The what, you say? The DASH diet, for Dietary Approaches to Stop Hypertension, is designed primarily to lower blood pressure rather than to reduce weight — though it helps do that too. (A study published on Monday, found that teen girls who adhered to the DASH diet gained less weight than other girls over 10 years.) It emphasizes fruits, veggies, whole grains, lean protein and low-fat dairy, and limits high-fat, high-calorie sweets and red meat. It also restricts salt. U.S. News ranked DASH the best overall diet and the best diet for diabetes.
The comprehensive ratings were based on expert reviews of profiles compiled by a U.S. News team, who aggregated data from medical journals, government reports and other sources to create in-depth descriptions of each dietary plan — how it works, how well it works, its risks, etc.
(More on TIME.com: Diet Psych Out: Why ‘Health’ Food Is Less Satisfying, Even If It’s Sinful)

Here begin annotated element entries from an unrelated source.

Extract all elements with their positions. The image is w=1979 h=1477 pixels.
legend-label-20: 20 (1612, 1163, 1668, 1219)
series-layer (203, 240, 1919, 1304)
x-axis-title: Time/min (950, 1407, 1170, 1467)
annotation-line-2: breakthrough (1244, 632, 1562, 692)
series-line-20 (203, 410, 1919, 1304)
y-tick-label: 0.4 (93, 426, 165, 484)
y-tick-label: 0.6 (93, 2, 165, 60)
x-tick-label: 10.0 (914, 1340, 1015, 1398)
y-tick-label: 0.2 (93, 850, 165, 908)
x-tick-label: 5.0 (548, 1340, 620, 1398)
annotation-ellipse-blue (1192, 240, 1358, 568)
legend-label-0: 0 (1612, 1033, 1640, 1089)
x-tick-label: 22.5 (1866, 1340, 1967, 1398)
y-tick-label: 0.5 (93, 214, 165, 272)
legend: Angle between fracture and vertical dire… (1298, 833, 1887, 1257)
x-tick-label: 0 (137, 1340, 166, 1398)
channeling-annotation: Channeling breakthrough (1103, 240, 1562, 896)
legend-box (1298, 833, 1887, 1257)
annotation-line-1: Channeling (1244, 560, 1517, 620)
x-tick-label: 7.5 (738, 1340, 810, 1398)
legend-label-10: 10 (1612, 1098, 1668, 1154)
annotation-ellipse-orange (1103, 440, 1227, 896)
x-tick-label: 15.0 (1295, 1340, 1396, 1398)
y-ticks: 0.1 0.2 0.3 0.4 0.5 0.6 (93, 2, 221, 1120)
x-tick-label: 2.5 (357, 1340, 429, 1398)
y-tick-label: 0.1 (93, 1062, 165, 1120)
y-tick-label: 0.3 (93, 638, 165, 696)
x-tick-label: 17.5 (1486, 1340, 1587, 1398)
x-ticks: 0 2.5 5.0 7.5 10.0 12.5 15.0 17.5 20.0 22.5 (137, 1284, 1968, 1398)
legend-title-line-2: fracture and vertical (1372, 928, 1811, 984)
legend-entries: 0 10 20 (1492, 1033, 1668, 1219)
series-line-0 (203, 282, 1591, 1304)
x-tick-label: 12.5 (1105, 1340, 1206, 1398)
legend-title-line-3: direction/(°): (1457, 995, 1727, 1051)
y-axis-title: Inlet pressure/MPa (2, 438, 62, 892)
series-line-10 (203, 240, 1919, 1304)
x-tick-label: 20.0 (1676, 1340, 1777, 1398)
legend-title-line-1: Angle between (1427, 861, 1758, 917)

A panel of 22 diet and nutrition experts, including specialists in diabetes and heart disease, then reviewed the profiles and rated each diet’s merits in seven categories:
- short-term weight loss
- long-term weight loss
- how easy it is to follow
- nutritional completeness
- ability to prevent or manage diabetes
- ability to prevent or manage heart disease
Those scores were then assessed to rank the various plans within five “best” lists: best overall diets, best weight-loss diets, best diabetes diets, best heart-healthy diets and best commercial diet plans.
The best heart-healthy diet was Dean Ornish’s low-fat, vegetarian-friendly plan, which also emphasizes regular exercise and stress-reduction. Weight Watchers topped both the best weight-loss and best commercial plan lists, with Jenny Craig coming in right behind it.
You might recall that another recent diet ranking by another magazine, Consumer Reports, rated the Jenny Craig plan No. 1, ahead of Weight Watchers — to much debate and criticism.
(More on TIME.com: Diet Bake-Off: Jenny Craig Wins, Says Consumer Reports)
So if all the ratings have got you wondering which weight-loss plan is really best, here’s the simplest answer: whichever one you can reasonably stick with. Regardless of its rating, a diet won’t work if you can’t stick with it.
That may be where the new U.S. News findings could come in especially handy. The magazine exhaustively assessed 20 diets, including popular plans like South Beach and the Zone, as well as vegan, vegetarian and raw-food regimens, and the full ratings published online contain thorough information about each plan, laying out how closely each one adheres to the federal government’s dietary guidelines, for example, and giving recipes, sample menus and helpful do’s and don’ts.
(More on TIME.com: Overcoming Obesity)
If you’re looking to lose a few pounds or just adopt a healthier eating plan, reading through U.S. News‘s clearinghouse of info might take you a long way toward settling on the best diet for you.